Elmer, who has endured harassment and imprisonment by the Swiss authorities over many years, avoided jail last year after he was acquitted of breaking banking secrecy laws – which is a criminal offence in Switzerland.

The meeting with Elmer came as a delegation of MEPs from the Committee of Inquiry into Money Laundering, Tax Avoidance and Tax Evasion assessed the current state of play regarding tax avoidance and money-laundering in Switzerland, and what the country’s authorities have been doing to improve banking transparency.

Commenting on the visit and on meeting Elmer, the Irish MEP said:

“It was an honour to meet Rudolf Elmer, who has been fighting a 12-year legal battle against the Swiss state. Despite being found not guilty last year of breaching Swiss bank secrecy laws, this whistleblower has been harassed for more than a decade, fined more than 300,000 euros and denied compensation for having to spend more than 200 days in solitary confinement.”

As for the fight for tax justice and greater transparency in the country, Carthy said a lot more still needs to be done:

“Switzerland has made some positive steps forward in terms of adopting certain international standards on exchanging tax and bank account information. But financial secrecy continues – and it is not a victimless crime.”
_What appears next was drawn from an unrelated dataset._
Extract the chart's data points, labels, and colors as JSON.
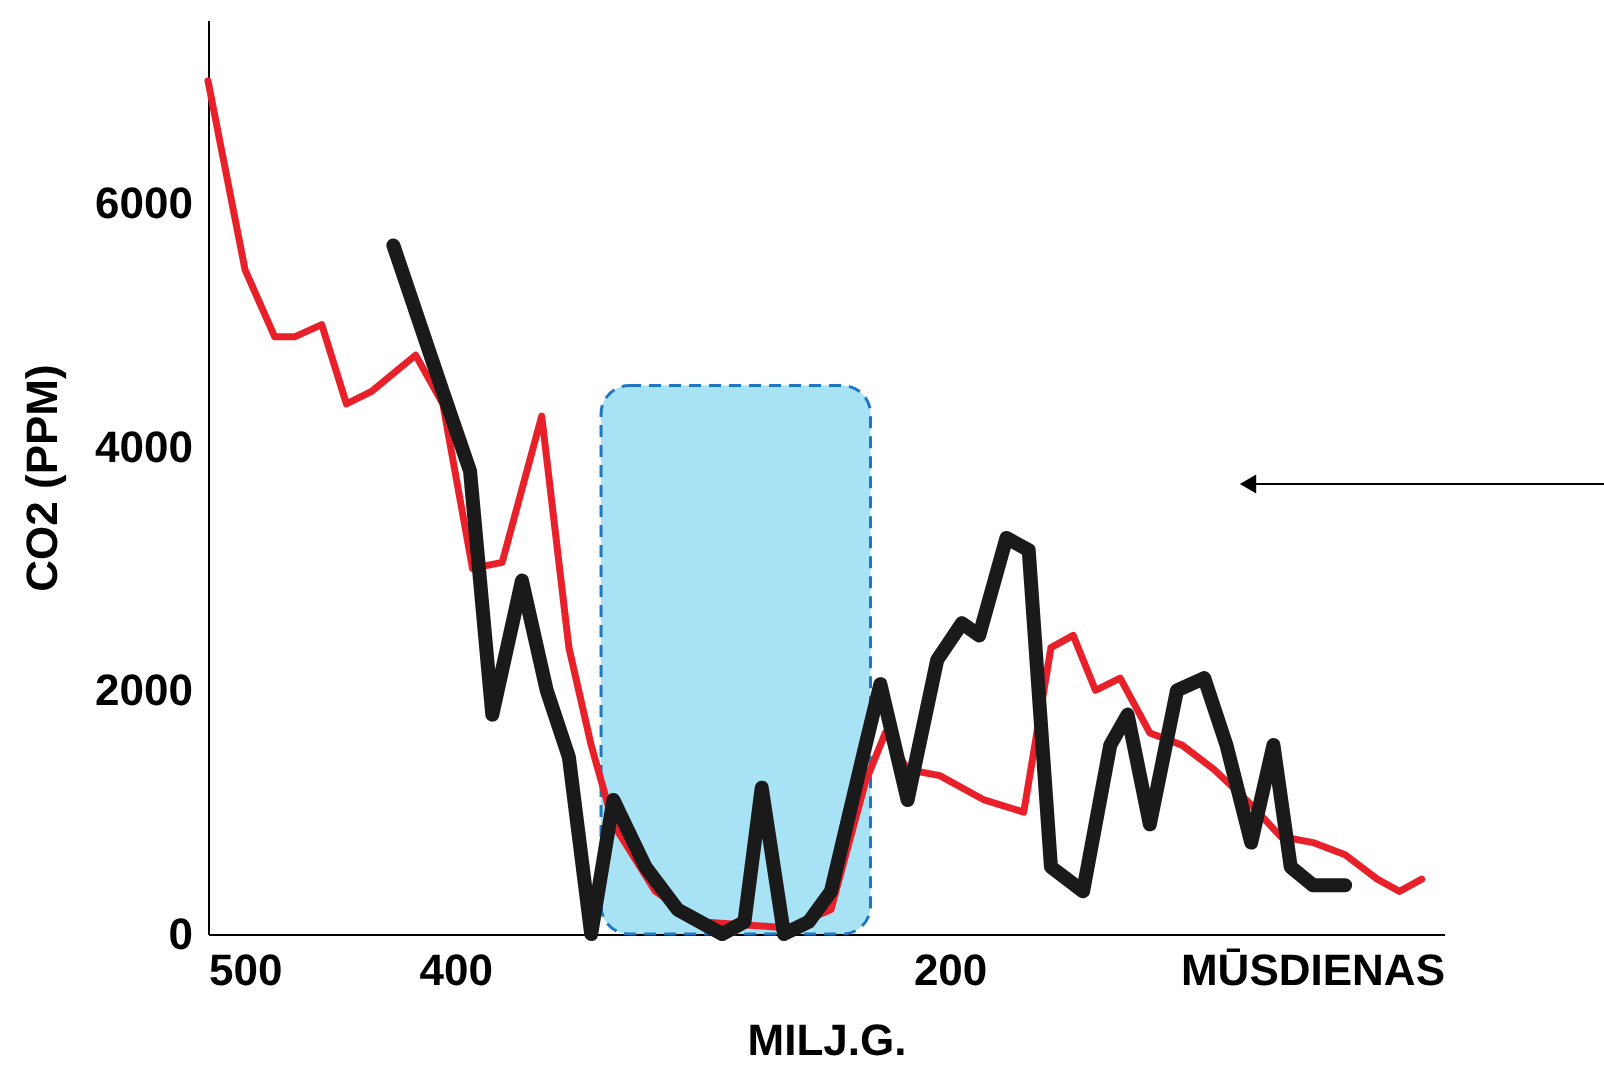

“Last year, the UN criticised Switzerland after it received a submission from a number of development NGOs outlining how Swiss policies of financial secrecy directly and negatively impacted on women’s rights, for example,” he said.

Carthy also blamed the country’s right-wing administration for refusing to expand the automatic exchange of banking information with and to see what impact financial secrecy has on dozens of developing countries. 

However, the ambiguous role played by lawyers must also be scrutinised by the Swiss authorities in cracking down on money-laundering and financial crimes:

“While in the past it was Swiss banks that were the most the active in setting up shell companies for tax evasion, 90% of the structures set up by Swiss agents revealed in the Panama Papers were the product of lawyers.”

“The Swiss authorities need to act to close these loopholes for promoters of tax evasion schemes and end this excessive secrecy that has made their state a centre of money-laundering and financial crime,” Carthy concluded.